Walker, appointed to the bench by former President Barack Obama, pressed the lawyers representing the group for evidence of imminent harm to students caused by the legislation, questioning how an incoming kindergartner could be affected by its policies.

“Discussions of race do not start in the fourth grade – they start at the very beginning,” said Elizabeth White, an attorney with Sheppard, White, Kachergus, DeMaggio and Wilkison during the hearing.

Lawyers for the state, however, contend that the legislation “regulates pure Government speech” as in curriculum used in schools and that the First Amendment “simply has no application in this context.” Educators are free to express their opinions on race or any topic under the legislation and students are fine to listen – so long as it’s not in a public school, the state wrote in its motion against the injunction.

“All it says is that state-employed teachers may not espouse or advocate in the classroom views contrary to the principles enshrined in the Act, while they are on the State clock, in exchange for a State paycheck,” the attorneys wrote.

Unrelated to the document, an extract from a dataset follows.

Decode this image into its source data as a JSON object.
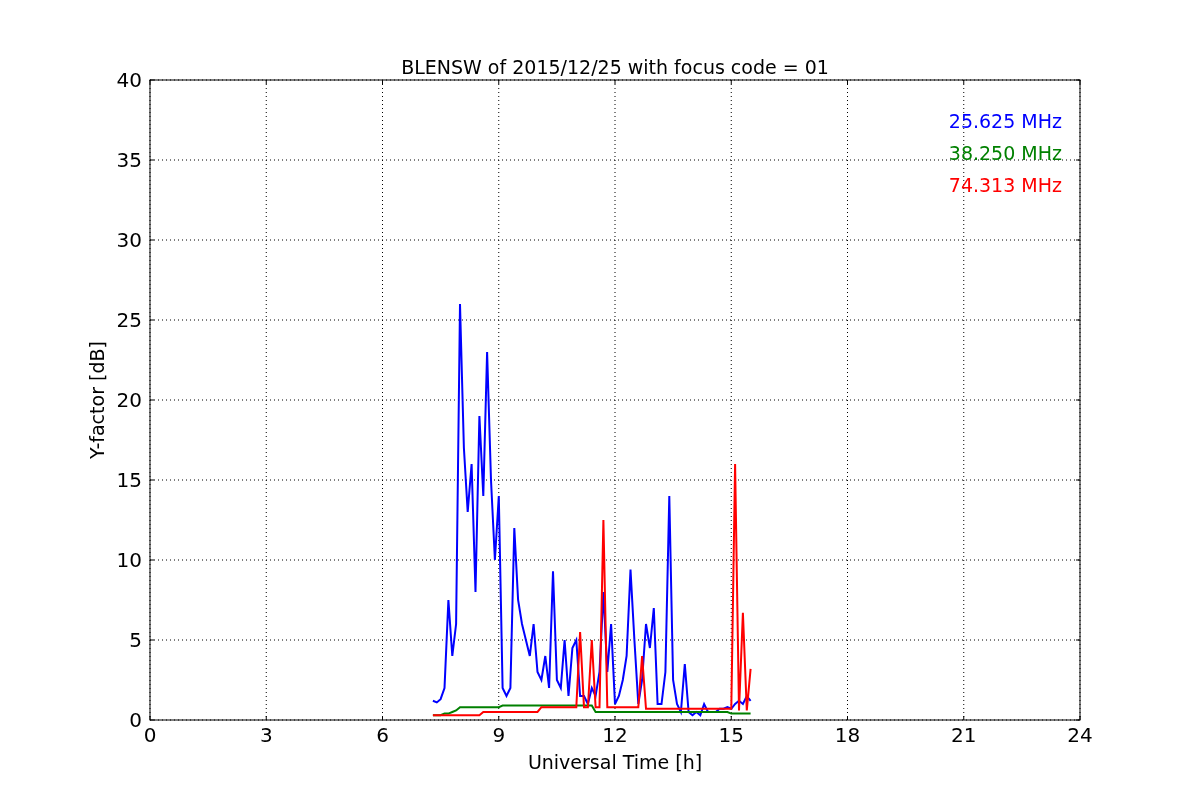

For businesses, the attorneys challenging the state attempting to show how the new law could spark lawsuits over employee trainings on implicit bias and racism. They warned that business owners like Tammy Hodo, president and founder for All Things Diverse, a firm that leads training on issues including institutional racism, could be sued for someone perceiving a lesson as “anti-white.”

Yet the state argues that all the act does “is prevent employers from conscripting their employees, against their will, into the audience as a condition of their employment.”

“This is a hipbone connected to a thighbone type of argument that by definition is quite conjectural,” said Charles Cooper, an attorney with Cooper & Kirk, the Washington-based firm representing the state.

Judge Walker said Tuesday that he would make a decision on the injunction in a “couple of days” while a ruling on a possible move to dismiss the outright case sought by the state would take longer to consider.